Department of Neurosurgery, Illinois Neurological Institute, University of Illinois College of Medicine at Peoria, 530 NE Glen Oak Ave, Peoria, IL 61637, USA.
J Neurooncol. 2011 Dec;105(3):555-62. doi: 10.1007/s11060-011-0617-2. Epub 2011 Jun 4.

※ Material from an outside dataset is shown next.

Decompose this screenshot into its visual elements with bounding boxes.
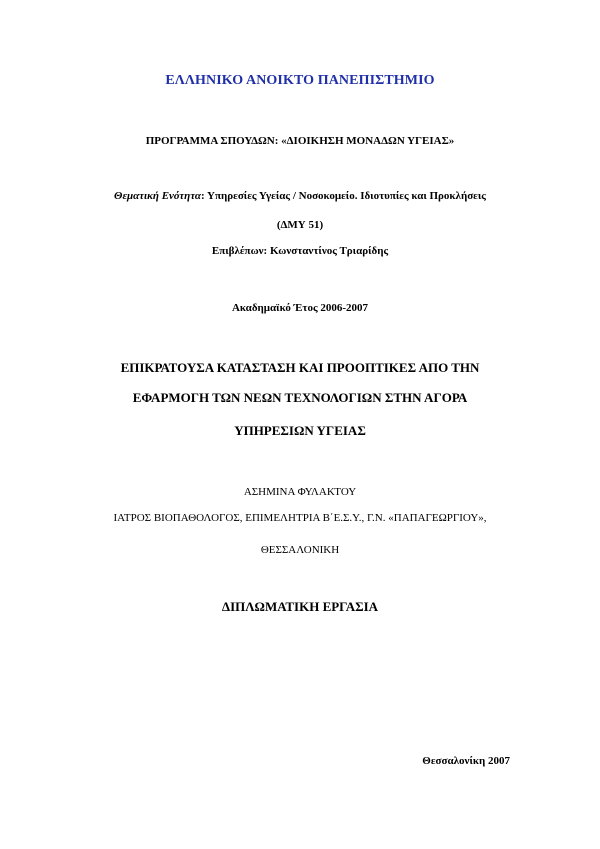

Primary cerebellar glioblastoma (CGB) comprises only 0.4-3.4% of all intracranial glioblastoma. The impact of surgical resection on survival and the efficacy of adjuvant therapies are uncertain as CGB is underrepresented in most studies. To elucidate prognostic factors we performed a single-institutional review of the largest series to date of CGB. The University of Texas MD Anderson Cancer Center database was reviewed from 1990 to 2010. Twenty-one consecutive patients met criteria for inclusion. The Kaplan-Meier product limit method was used to estimate overall survival (OS) and progression-free survival (PFS); groups were compared using the log-rank statistic. The multivariate Cox proportional hazards models were fitted to examine the association of resection with OS and PFS adjusted for other clinical variables. The median age was 39.9 years, and Karnofsky performance status (KPS) was ≥ 80 in 61.5% of patients. The mean extent of resection for contrast enhancement (EOR-CE) was 93.8% (SD = 10.4%; median = 100%), and the median follow-up was 18.4 months (range 1.5-116.1 months). There was no significant association of EOR with OS or PFS. On univariate analysis the presence of leptomeningeal disease (LMD) was associated with a worse OS (6.1 vs. 24.1 months; P = 0.0001) and PFS (3.3 vs. 9 months; P = 0.019). Patients who had adjuvant chemotherapy (CT) had extended PFS (10.1 vs. 2.8 months; P < 0.0001). Adjustment for the presence of leptomeningeal disease (LMD) tended toward an increased risk of progression (HR = 3.46; 95% confidence interval [CI], 0.83-14.5; P = 0.09) and was associated with a significantly increased risk of death (HR = 15.2; 95% CI, 1.3-180; P = 0.03). Having received adjuvant chemotherapy was associated with a decreased risk of progression (HR = 0.02; 95% CI, 0-0.26; P = 0.003). The presence of LMD is a critical factor in the clinical behavior of CGB resulting in markedly decreased OS and PFS. Adjuvant CT resulted in increased PFS but did not significantly affect OS. This was due to a lack of a sizable cohort who did not receive chemotherapy. Furthermore, three of the CT-naïve patients received CT at first progression. In the context of the high EOR in this study, an OS of 18.4 months was achieved.
原发性小脑脑胶质瘤(CGB)仅占所有颅内脑胶质瘤的 0.4-3.4%。由于 CGB 在大多数研究中的代表性不足,因此手术切除对生存和辅助治疗效果的影响尚不确定。为了阐明预后因素,我们对迄今为止 CGB 最大系列的单机构进行了回顾。从 1990 年到 2010 年,对德克萨斯大学 MD 安德森癌症中心的数据库进行了审查。连续 21 例患者符合纳入标准。使用 Kaplan-Meier 乘积限法估计总生存率(OS)和无进展生存率(PFS);使用对数秩统计比较组。使用多变量 Cox 比例风险模型检查切除与 OS 和 PFS 的关联,调整其他临床变量。中位年龄为 39.9 岁,61.5%的患者 Karnofsky 表现状态(KPS)≥80。对比增强(EOR-CE)的平均切除程度为 93.8%(SD=10.4%;中位数=100%),中位随访时间为 18.4 个月(范围 1.5-116.1 个月)。EOR 与 OS 或 PFS 无显著相关性。单因素分析显示,软脑膜疾病(LMD)的存在与较差的 OS(6.1 与 24.1 个月;P=0.0001)和 PFS(3.3 与 9 个月;P=0.019)相关。接受辅助化疗(CT)的患者 PFS 延长(10.1 与 2.8 个月;P<0.0001)。调整软脑膜疾病(LMD)的存在倾向于增加进展的风险(HR=3.46;95%置信区间[CI],0.83-14.5;P=0.09),并与死亡风险显著增加相关(HR=15.2;95%CI,1.3-180;P=0.03)。接受辅助化疗与进展风险降低相关(HR=0.02;95%CI,0-0.26;P=0.003)。LMD 的存在是 CGB 临床行为的关键因素,导致 OS 和 PFS 明显降低。辅助 CT 导致 PFS 增加,但对 OS 没有显著影响。这是由于没有足够数量的未接受化疗的患者。此外,三名未接受 CT 的患者在首次进展时接受了 CT。在这项研究中高 EOR 的背景下,实现了 18.4 个月的 OS。